SkyMall Remembered

Mourning the wacky in-flight catalog that prompted Bill McKibben to write, "We’ve officially run out not only of things we need, but even of things we might plausibly desire.”

The Releaf Neck Rest, available in SkyMall (SkyMall)

SkyMall In-Flight Catalog

Purveying bizarre inventions to captive, airborne, and potentially drunk consumers since 1989

Product Description: SkyMall In-Flight Catalog is a unique, revolutionary product that magically convinces people they need things that they didn’t know existed—or why! Owning this magazine could make your life much easier, thanks to its glossy, fully-printed pages, smug models, and two-page spreads featuring official Harry Potter™ wands. Fully adjustable for any business. Employees can be dismissed before sale. Packs easily. (This product is not available for shipment to Alaska, Hawaii, or Puerto Rico.)

Price: $10 million (negotiable)

My sister and I spent a lot of time on planes growing up, and we had our traditions. Shortly after buckling up and reciting the safety video from memory (Tampering with, disabling, or destroying lavatory smoke detectors is prohibited by law), we'd reach into the seat pockets in front of us and pull out the most recent SkyMall catalog. We'd spend hours perusing the offerings, laughing about old favorites and puzzling over new additions. We occasionally played a slightly adapted version of The Price Is Right after flipping to a page at random. The amusement of SkyMall lasted longer than our Game Boy batteries.

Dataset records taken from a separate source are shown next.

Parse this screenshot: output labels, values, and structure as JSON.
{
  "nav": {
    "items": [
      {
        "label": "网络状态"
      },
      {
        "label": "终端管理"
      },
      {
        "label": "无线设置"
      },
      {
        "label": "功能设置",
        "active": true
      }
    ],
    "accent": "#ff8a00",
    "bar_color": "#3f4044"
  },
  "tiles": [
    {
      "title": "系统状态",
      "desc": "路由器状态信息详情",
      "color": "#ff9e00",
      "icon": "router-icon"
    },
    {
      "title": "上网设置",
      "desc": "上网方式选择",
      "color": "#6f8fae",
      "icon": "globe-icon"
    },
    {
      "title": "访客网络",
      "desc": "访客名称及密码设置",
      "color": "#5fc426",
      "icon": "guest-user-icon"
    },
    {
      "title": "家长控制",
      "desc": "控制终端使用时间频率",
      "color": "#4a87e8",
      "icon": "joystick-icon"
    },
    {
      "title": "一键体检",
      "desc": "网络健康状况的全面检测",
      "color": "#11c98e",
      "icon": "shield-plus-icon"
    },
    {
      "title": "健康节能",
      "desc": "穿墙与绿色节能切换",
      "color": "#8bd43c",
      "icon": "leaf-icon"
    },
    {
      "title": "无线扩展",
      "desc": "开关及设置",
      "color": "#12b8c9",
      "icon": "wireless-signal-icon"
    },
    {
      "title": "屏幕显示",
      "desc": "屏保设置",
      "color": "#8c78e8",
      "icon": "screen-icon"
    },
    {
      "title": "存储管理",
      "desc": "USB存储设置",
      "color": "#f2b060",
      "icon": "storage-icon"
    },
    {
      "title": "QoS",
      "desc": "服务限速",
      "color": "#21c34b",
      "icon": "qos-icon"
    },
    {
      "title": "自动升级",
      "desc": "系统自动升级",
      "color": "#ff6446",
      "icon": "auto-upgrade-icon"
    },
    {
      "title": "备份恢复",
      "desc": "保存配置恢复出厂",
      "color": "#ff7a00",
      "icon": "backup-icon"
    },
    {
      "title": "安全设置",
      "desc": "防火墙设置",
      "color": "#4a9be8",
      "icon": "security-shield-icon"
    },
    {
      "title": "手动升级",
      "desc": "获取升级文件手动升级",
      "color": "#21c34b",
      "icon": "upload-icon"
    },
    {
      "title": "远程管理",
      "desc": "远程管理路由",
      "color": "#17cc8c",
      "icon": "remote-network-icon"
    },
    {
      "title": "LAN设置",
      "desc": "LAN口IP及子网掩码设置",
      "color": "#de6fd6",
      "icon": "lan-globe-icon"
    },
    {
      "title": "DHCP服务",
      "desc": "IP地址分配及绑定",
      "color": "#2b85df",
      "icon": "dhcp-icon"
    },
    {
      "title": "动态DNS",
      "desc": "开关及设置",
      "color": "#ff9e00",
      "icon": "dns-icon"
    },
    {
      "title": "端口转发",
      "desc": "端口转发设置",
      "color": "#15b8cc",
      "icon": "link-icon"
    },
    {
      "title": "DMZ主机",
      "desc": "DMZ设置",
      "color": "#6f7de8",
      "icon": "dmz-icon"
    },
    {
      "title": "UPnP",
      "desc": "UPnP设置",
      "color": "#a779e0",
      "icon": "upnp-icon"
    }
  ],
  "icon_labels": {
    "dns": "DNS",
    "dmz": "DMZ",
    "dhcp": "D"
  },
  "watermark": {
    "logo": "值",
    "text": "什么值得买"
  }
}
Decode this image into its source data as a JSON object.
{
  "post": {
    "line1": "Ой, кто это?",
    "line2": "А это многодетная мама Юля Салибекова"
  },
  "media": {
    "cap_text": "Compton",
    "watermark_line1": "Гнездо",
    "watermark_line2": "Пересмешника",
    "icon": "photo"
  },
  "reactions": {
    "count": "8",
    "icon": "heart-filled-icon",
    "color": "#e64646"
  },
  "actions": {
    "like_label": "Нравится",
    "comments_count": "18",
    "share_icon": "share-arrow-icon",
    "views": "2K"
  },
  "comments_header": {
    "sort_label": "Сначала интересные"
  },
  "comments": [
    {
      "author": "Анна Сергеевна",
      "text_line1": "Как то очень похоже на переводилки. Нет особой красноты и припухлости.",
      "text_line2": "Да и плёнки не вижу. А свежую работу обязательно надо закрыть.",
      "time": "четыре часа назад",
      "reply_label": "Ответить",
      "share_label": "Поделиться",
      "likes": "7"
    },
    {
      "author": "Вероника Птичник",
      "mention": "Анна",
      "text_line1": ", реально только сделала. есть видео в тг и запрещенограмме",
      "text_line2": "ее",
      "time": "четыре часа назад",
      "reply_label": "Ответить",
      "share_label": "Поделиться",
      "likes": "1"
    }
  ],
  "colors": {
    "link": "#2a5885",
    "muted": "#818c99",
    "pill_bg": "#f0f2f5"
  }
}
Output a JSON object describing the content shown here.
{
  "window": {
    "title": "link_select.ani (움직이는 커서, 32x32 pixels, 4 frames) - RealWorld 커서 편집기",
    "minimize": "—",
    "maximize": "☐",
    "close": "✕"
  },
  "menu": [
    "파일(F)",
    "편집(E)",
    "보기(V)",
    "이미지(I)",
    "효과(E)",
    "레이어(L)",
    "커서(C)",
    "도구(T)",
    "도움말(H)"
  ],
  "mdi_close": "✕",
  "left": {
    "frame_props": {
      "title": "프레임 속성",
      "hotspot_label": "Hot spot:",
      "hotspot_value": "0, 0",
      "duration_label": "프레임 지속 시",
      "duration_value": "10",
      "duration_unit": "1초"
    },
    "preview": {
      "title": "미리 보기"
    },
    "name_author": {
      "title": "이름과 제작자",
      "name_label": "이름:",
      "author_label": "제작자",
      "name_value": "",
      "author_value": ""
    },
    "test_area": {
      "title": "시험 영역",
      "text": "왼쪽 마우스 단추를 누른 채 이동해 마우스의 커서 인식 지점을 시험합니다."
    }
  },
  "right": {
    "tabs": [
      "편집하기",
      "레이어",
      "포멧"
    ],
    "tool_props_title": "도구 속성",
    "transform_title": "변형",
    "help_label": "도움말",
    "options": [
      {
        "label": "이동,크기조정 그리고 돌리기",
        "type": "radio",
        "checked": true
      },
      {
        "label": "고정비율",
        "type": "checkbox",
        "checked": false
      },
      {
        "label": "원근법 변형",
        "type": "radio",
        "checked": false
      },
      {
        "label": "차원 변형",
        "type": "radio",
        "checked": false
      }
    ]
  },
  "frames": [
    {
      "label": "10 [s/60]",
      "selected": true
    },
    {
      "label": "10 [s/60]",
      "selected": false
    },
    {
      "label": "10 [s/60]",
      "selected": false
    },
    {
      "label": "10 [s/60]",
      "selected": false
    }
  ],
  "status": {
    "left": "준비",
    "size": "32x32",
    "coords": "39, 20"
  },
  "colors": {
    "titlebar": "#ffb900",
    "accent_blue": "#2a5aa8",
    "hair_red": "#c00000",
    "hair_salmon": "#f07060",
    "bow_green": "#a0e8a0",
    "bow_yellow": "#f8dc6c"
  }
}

That's why I was surprised yesterday when I heard SkyMall's parent company was filing for bankruptcy. No, not surprised that the revenues of an old-school retailer dried up in the face of digital marketing—surprised that the harsh-sounding bankruptcy was a term that could be applied to something I thought of as purely entertaining. SkyMall was so obvious about being crassly commercial, even to us young flyers, that it won us over with its shamelessness. It was hiding nothing—not even a $1,250, eight-foot-tall statue of the Egyptian jackal-god Anubis.

Until yesterday, I hadn't considered SkyMall's business model. It's essentially a classified section, with pictures. Manufacturers, retailers, and lone-wolf inventors could pay for space in the catalog—with a full page reportedly costing $129,000 per issue—and then give a small cut of any sales to SkyMall. While it lasted, this was a pretty sweet deal: Sellers, some of them amateur inventors, saw big leaps in sales after their products were exposed to nearly 700 million flyers. And SkyMall got access to a well-off demographic: Their average customer was a college grad earning more than $75,000 a year.

What changed is that people began to have other things—electronic things—to reach for when the seatbelt sign was illuminated. A passenger trapped by the window pounding down gin and tonics somewhere over Colorado was a great target demographic, until that passenger had an iPad to prop up and use to watch Friday Night Lights. Before the FAA lifted its ban on electronic devices before and right after takeoff, this brief digital sabbath was one of SkyMall's last windows of time in which to reach people. SkyMall was able to thrive only during moments like this, when there weren't so many things competing for people's attention.

All that said, sales from the catalog accounted for about 4o percent of SkyMall's business in recent years. The majority of its sales came from its website, which has been around since 1996. But depending on digital retail—a brutally competitive, rapidly changing market—was much riskier than depending on seat-back pockets, where SkyMall, for a while, had near-exclusive access to potential buyers.

What was SkyMall's strength—it was viewed primarily as goofy entertainment and only secondarily as something that wants your money—ended up being its downfall, as other forms of entertainment began competing with it. In fact, straightforward print catalogs in general are actually going strong these days. Just this week J.C. Penney announced it was reviving its catalog. One estimate is that catalogs generate $4 of revenue for every $1 spent producing them. They can be so effective because they're sent out to people who are expected to be interested in them. "Skymall's publication depends on passengers to pick it up and place orders," says Hamilton Davison, president and executive director of the American Catalog Mailers Association. "Catalogs are mailed to specific consumers who at some point have demonstrated an interest in buying from them."

So what will become of SkyMall? The CEO of its parent company is hopeful that a buyer will step forward in the next couple of months to keep the catalog alive, but since SkyMall's financials are pretty bleak, that's a longshot. That said, SkyMall does have a history of getting handed off from private-equity firm to private-equity firm, so its future is still undecided.

I won't be holding my breath, but I will be biding my time solving The World's Largest Crossword Puzzle.